One of the things I love about gardens is how different they all are. Even those that look the same have different elements that make them unique. Our garden used to be different to what it is now. We used to have a fairly large productive garden but as we aged, the garden got smaller. Now we grow all our herbs and some of our fruit and vegetables. Doing that we still keep our hand in, what we grow is organic, we save a bit of money and we enjoy it.
Many birds visit our garden every day. This fellow is a native miner, below he is on top of the tank trying to relieve our friendly magpie of a worm she just caught.
I confess I'm a creature of habit. This is one of the flowers I always grow in spring - columbine (granny's bonnet). That, along with roses, alyssum, cosmos and violas are always there in the cooler months. This year I added a swag of Dutch iris after Tricia "found" some seeds in spent flowers on her walk last year.
When you sink your hands into the soil, you could be a million miles away from the cult of consumption we've established on the planet in recent years. Most of what you touch in a garden is natural and most of what you're doing is hoping to create beauty, produce food and live true to your understanding of self-reliance. If you spend time in a garden and experience what it is and how it feels, you'll usually come away feeling an inner peace you didn't have earlier in the day. Over the past 50 years I think we've tended to trade our peace for more time at work, or out in the world doing whatever it is we do. I'm not pointing the finger, I did it too. But now I think it's important to make time for the small quiet times because they have the potential to restore balance and help us develop the strength to keep going. There is a very thin line between making time to be in your garden and putting it off for another day. It's easy to put it off and think that other things are more important. But I encourage you to think carefully about giving yourself those brief periods of solitude because you'll gain so much by being in the garden - walking and thinking, or just sitting, looking and breathing deeply.
This is the interior of my bush house. It's where I pot plants, plant seeds, tend ailing plants and keep tender plants over summer. Lucky I took this photo because I just saw a polystyrene box under the bench that I use for rubbish. I'll have to move that before we bring our puppy home tomorrow.
These flowering cactus are on the outside of the bush house.
Mint growing in an antique enamel baby bath and a pot of oregano. Both these herbs grow better in partial shade here.
Tomato seedlings above with borage, common thyme and more oregano. Below are trays of radishes, lettuce, bok choi and nasturtiums. I'll keep growing these tomatoes in pots for another three weeks and when they start flowering, I'll plant them out in the garden.
The slowness of gardens might help slow you down, and for me, that's one of the many benefits of gardening. I used to be extremely impatient.
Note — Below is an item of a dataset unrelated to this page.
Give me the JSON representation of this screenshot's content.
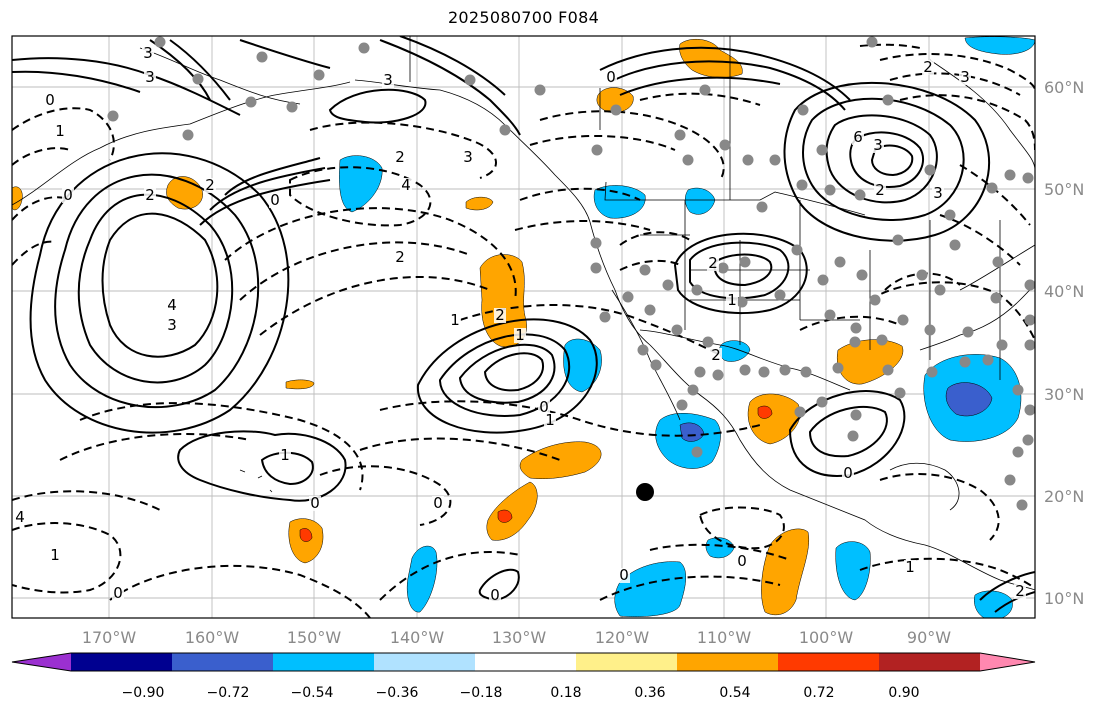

I wanted everything NOW. I've grown out of that and I'm much more accepting of a natural pace for most things. I think I was helped in that acceptance because I was watching plants grow and nothing, nothing at all, made them grow faster. The reverse has happened to seasons. When I was young, the seasons I experienced moved at snail pace, now it's all much faster. Years go faster, weeks seem like days, days fly by.
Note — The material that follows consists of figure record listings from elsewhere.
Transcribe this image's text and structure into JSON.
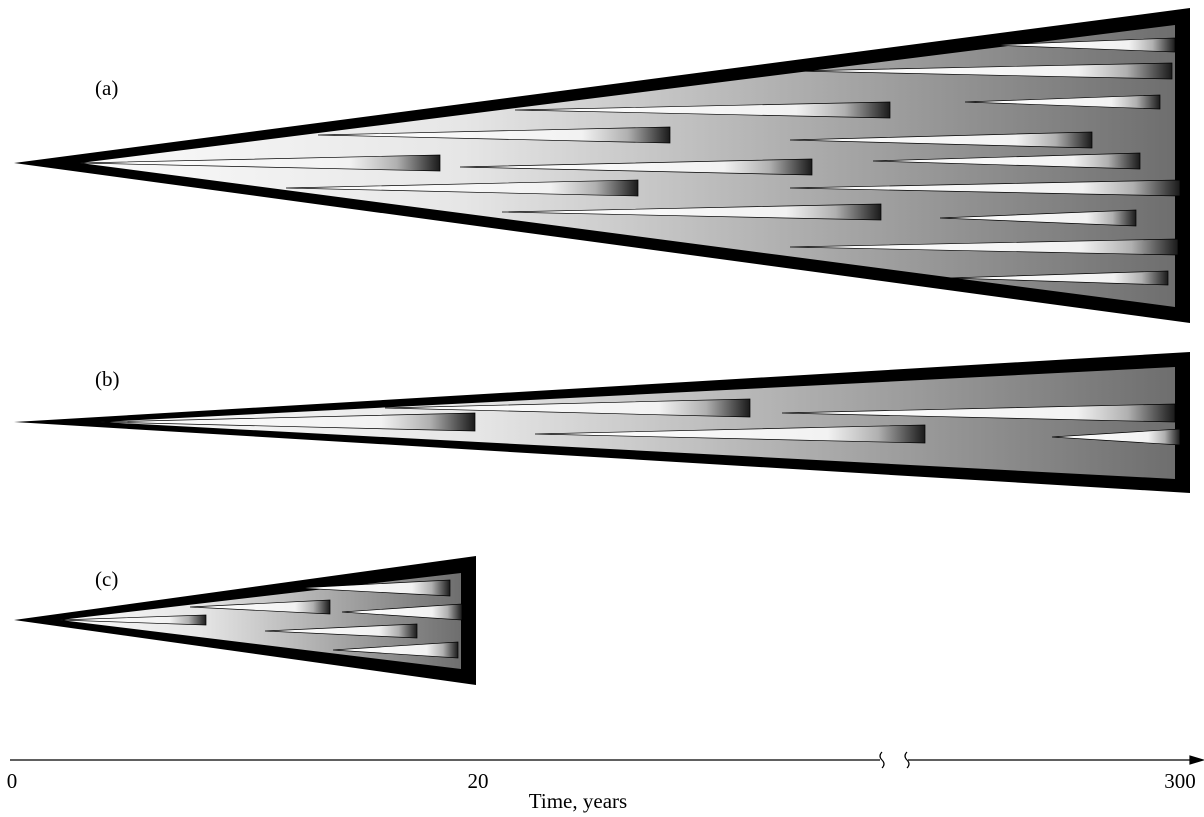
{
  "panels": [
    {
      "label": "(a)"
    },
    {
      "label": "(b)"
    },
    {
      "label": "(c)"
    }
  ],
  "axis": {
    "ticks": [
      "0",
      "20",
      "300"
    ],
    "title": "Time, years"
  }
}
Gardens aren't only for growing food or flowers, they're also a bustling ecosystem contained within a quiet haven where you can sit or walk and enjoy the plants and the sense of peace they bring. When you garden, you, the gardener, make exactly the garden you want. So be bold, throw caution to the wind, make your wildest dreams germinate in your soil. Your garden may fill an acre or be contained in a few pots but whatever it is, tend it, observe, breathe it in, appreciate it, look around and then slow down and experience the experience.